"Karenin." Illustration of the novel by K. Rudakov, 1940-1945
(6) Karenin's Ears
Tolstoy's habit of viewing his characters through certain physical characteristics is best exemplified by his treatment of Aleksei Aleksandrovich Karenin, who is, in the literal sense, "all ears." Here is how Anna, his wife, sees him upon her return from Moscow:
"At Petersburg, as soon as the train stopped and she got out, the first person who attracted her attention was her husband. "Oh, my God, why do his ears look like that?" she thought, looking at his frigid and distinguished figure, and especially at the cartilage that struck her at the moment as propping up the brim of his round hat. Catching sight of her, he came to meet her, his lips falling into their habitual mocking smile, and his big tired eyes looking straight at her. An unpleasant sensation gripped at her heart when she met his obstinate and weary glance, as though she had expected to see him different. She was especially struck by the feeling of dissatisfaction with herself that she experienced on meeting him. That feeling was an intimate, familiar feeling, like a consciousness of hypocrisy, which she experienced in her relations with her husband. But hitherto she had not taken note of that feeling, and now she was clearly and painfully aware of it" (Part I, Ch. 30, p. 110).
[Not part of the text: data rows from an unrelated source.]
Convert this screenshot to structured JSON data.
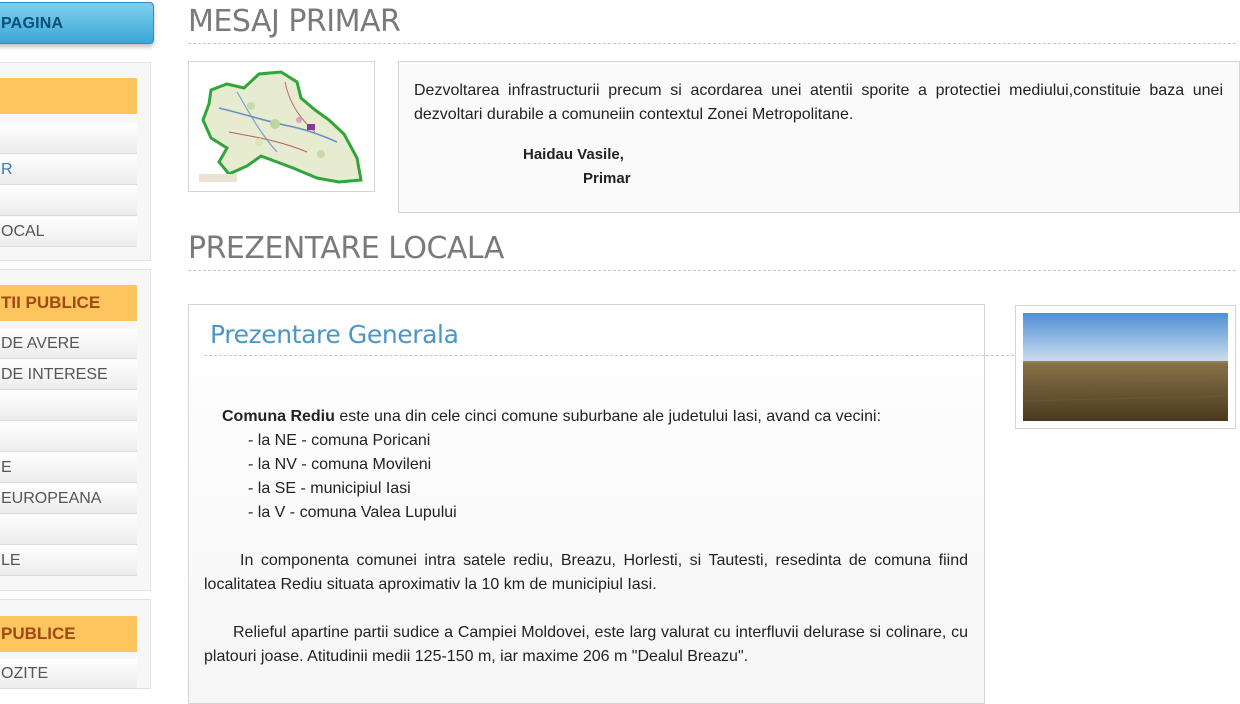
{
  "sidebar": {
    "home_label": "PAGINA",
    "panel1": {
      "items": [
        "",
        "R",
        "",
        "OCAL"
      ]
    },
    "panel2": {
      "header": "TII PUBLICE",
      "items": [
        "DE AVERE",
        "DE INTERESE",
        "",
        "",
        "E",
        "EUROPEANA",
        "",
        "LE"
      ]
    },
    "panel3": {
      "header": "PUBLICE",
      "items": [
        "OZITE"
      ]
    }
  },
  "mesaj": {
    "title": "MESAJ PRIMAR",
    "text": "Dezvoltarea infrastructurii precum si acordarea unei atentii sporite a protectiei mediului,constituie baza unei dezvoltari durabile a comuneiin contextul Zonei Metropolitane.",
    "signature_name": "Haidau Vasile,",
    "signature_role": "Primar"
  },
  "prezentare": {
    "title": "PREZENTARE LOCALA",
    "subtitle": "Prezentare Generala",
    "intro_bold": "Comuna Rediu",
    "intro_rest": " este una din cele cinci comune suburbane ale judetului Iasi, avand ca vecini:",
    "neighbors": [
      "- la NE - comuna Poricani",
      "- la NV - comuna Movileni",
      "- la SE - municipiul Iasi",
      "- la V - comuna Valea Lupului"
    ],
    "para2": "In componenta comunei intra satele rediu, Breazu, Horlesti, si Tautesti, resedinta de comuna fiind localitatea Rediu situata aproximativ la 10 km de municipiul Iasi.",
    "para3": "Relieful apartine partii sudice a Campiei Moldovei, este larg valurat cu interfluvii delurase si colinare, cu platouri joase. Atitudinii medii 125-150 m, iar maxime 206 m \"Dealul Breazu\"."
  },
  "colors": {
    "accent_blue": "#4b96c6",
    "header_orange": "#fdc55e",
    "home_button": "#3aa7d6"
  }
}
"Akh, Bozhe moi! otchego u nego stali takie ushi?" ("Why are his ears like that?") Why is this an especially appropriate thing for Anna to think at this particular point in the novel? Because she has returned from Moscow, where she met Vronsky, and is now a different person. As she is completely absorbed by her new passion for Vronsky, it is only natural for her to take notice of a rather discordant physical feature in her dry and passionless husband.
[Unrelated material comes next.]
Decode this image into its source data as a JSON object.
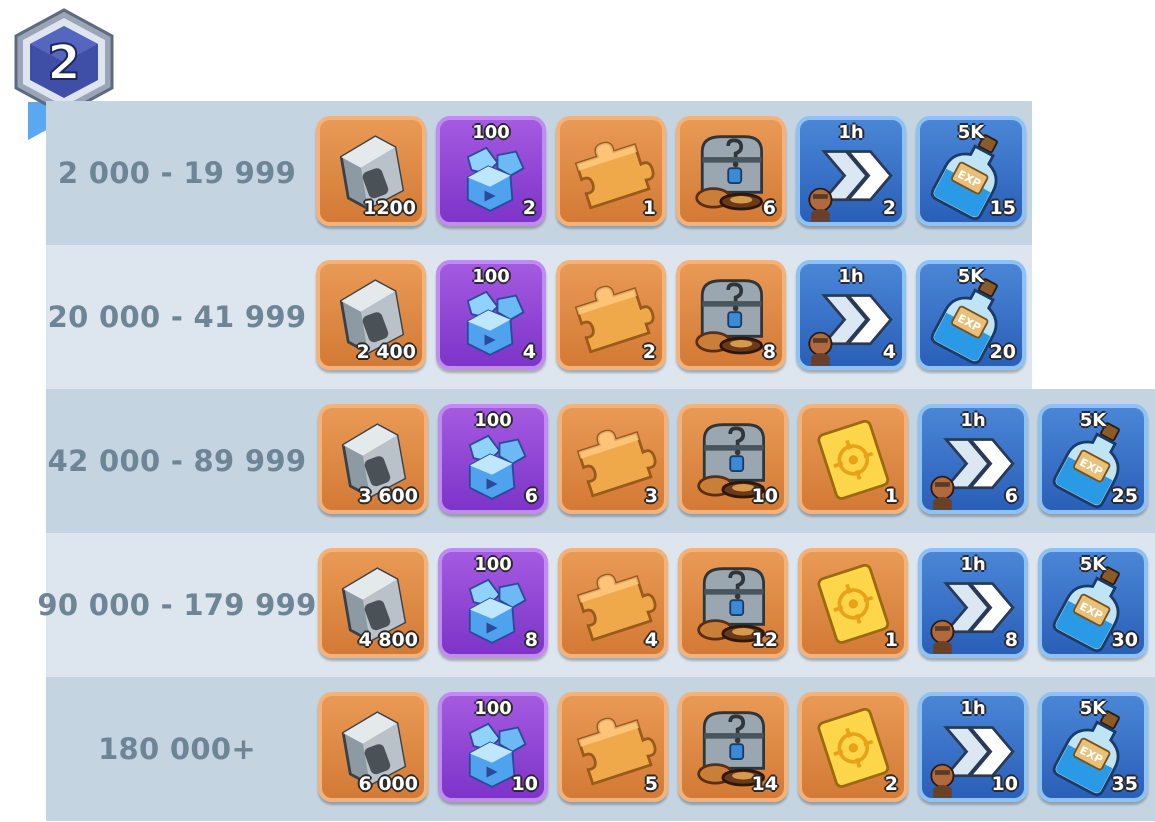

Karenin's ears have always stuck out the same way, but only after she falls in love with Vronsky do they really stand out that way for her! In reading the rest of this chapter, female readers often identify positively with Anna; they may even be prepared to condone her adultery. Note the way that Karenin receives his wife back home, after her absence. In his dry, lifeless way he is anticipating enjoyment of the conjugal bed. But duty calls, and first of all he is off to the ministry on business. Then, upon his return home, he signs papers, receives petitioners. He does not even deviate from his usual habit of reading before bed.
"Precisely at twelve o'clock," he comes to Anna and informs her that (in accord with his daily routine) it is now time for bed (and, presumably, conjugal pleasures)--p.119. Anna's revulsion at the thought of her duty is clearly implied, and most readers, at this juncture in the novel, would sympathize with her.
From this point on Anna views her husband no longer as a human being, but as a big pair of ears. Just before the famous steeplechase scene (p.216) Karenin drives up in his carriage, and Anna, glancing out the window, "caught sight of the carriage and the black hat of Aleksei Aleksandrovich, and the ears she knew so well, sticking up on each side of it." When you make a person into a thing, or a pair of ears, you dehumanize the person. Then it is easy to justify your acting in an unconscionable way toward that thing or those ears. When those ears say, "I am your husband and I love you," the natural reaction is "How can a pair of ears know what love is?"
The actual conversation goes a bit differently, but the point is the same. Anna thinks, "Love? Can he love? If he hadn't heard there was such a word as love, he would never have used the word. He doesn't even know what love is" (156).